I worked with Visual Smalltalk for years and early on I created my own tool which found all methods whose source-code contained a given string or string with wild-cards. It was surprisingly effective because it easily integrated into the Smalltalk browser-windows in general so rather than printing out the set of methods found it opened a list-browser with all the found methods in it, so I could then easily browse for their senders or methods called in them and so on.

So how did you know what to search for? A simple case was to look up the ready-built application's GUI which usually always contains some strings. So if you wanted to change something in the system which would result in a change to its GUI just search for source-code with some of the words you saw in the GUI.

That's pretty cool. Is the technique for this documented somewhere, or do I have to read the Squeak or Pharo source?
I've looked into it a bit. Visualworks smalltalk documentation gave me an idea[1].

In Smalltalk everything is an object, that is including numbers, characters etc. The standar method-lookup searches from the innermost class methods to the outermost class methods.

The method finder could simply iteratively go through all applicable methods that return the class requested and match results.

[1]: http://esug.org/data/Old/vw-tutorials/vw25/vw25ug.pdf (page 42 method-lookup)

I don't recall reading about it anywhere, but I did once look at the implementation (it's wonderful having a reflective system where a single click gets you source of anything onscreen), and it's very straightforward but also kind of gross.

One neat trick I'd forgotten is that if it doesn't find anything interesting with the inputs in the order written, it permutes them and tries again!

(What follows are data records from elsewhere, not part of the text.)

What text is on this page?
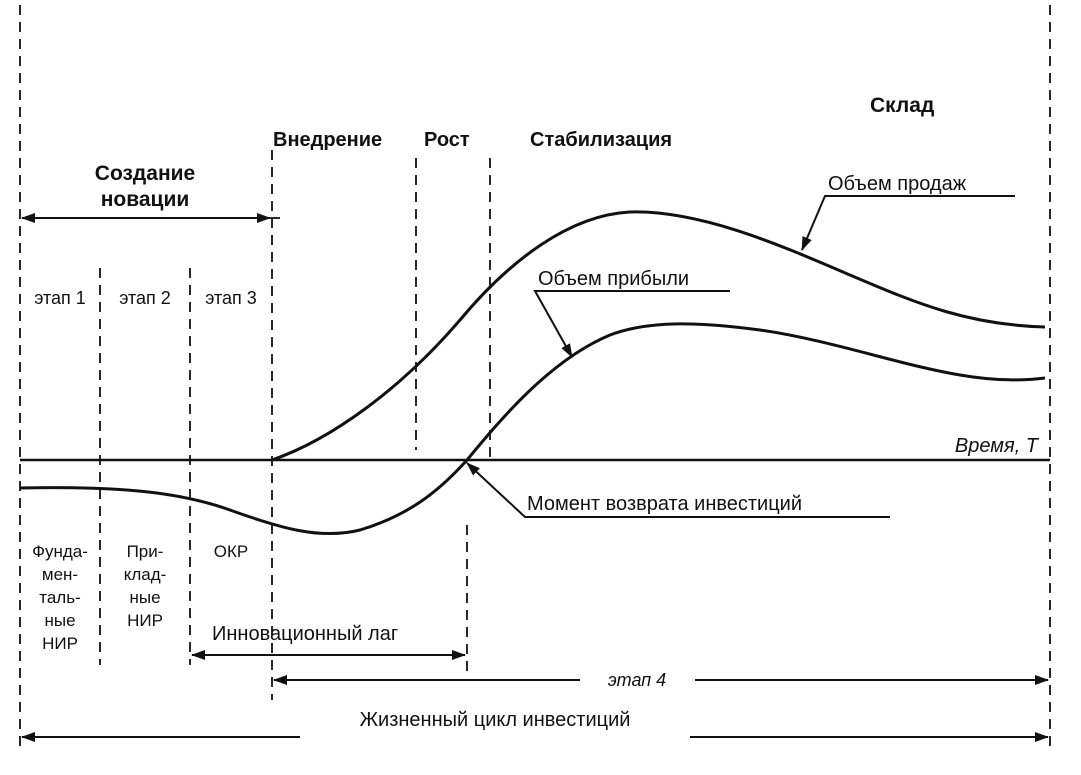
Создание
новации
Внедрение Рост	Стабилизация
Склад
этап 1 этап 2 этап 3
этап 4
Фунда-
мен-
таль-
ные
НИР
При-
клад-
ные
НИР
ОКР
Объем продаж
Объем прибыли
Время, Т
Момент возврата инвестиций
Инновационный лаг
Жизненный цикл инвестиций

This just looks like you missing things like classes, namespaces etc. in C. Classes, namespaces etc. are a natural way of making API discoverable (among other things). For example if you want to know how to search for a somthing in a string just look at the methods exposed by string.
Then you just pass the buck over to classes and namespaces. You have the same fundamental problem in Ruby and Python, perhaps even worse for lack of typed function signatures.
I think this is a great idea, and something that could hugely improve semi-automated documentation sites, man pages, etc.

I also think that you could get a lot of people to agree that it is a great idea, and STILL have a lot of trouble enforcing it in a project without very rigid code review policies and very good linting rules.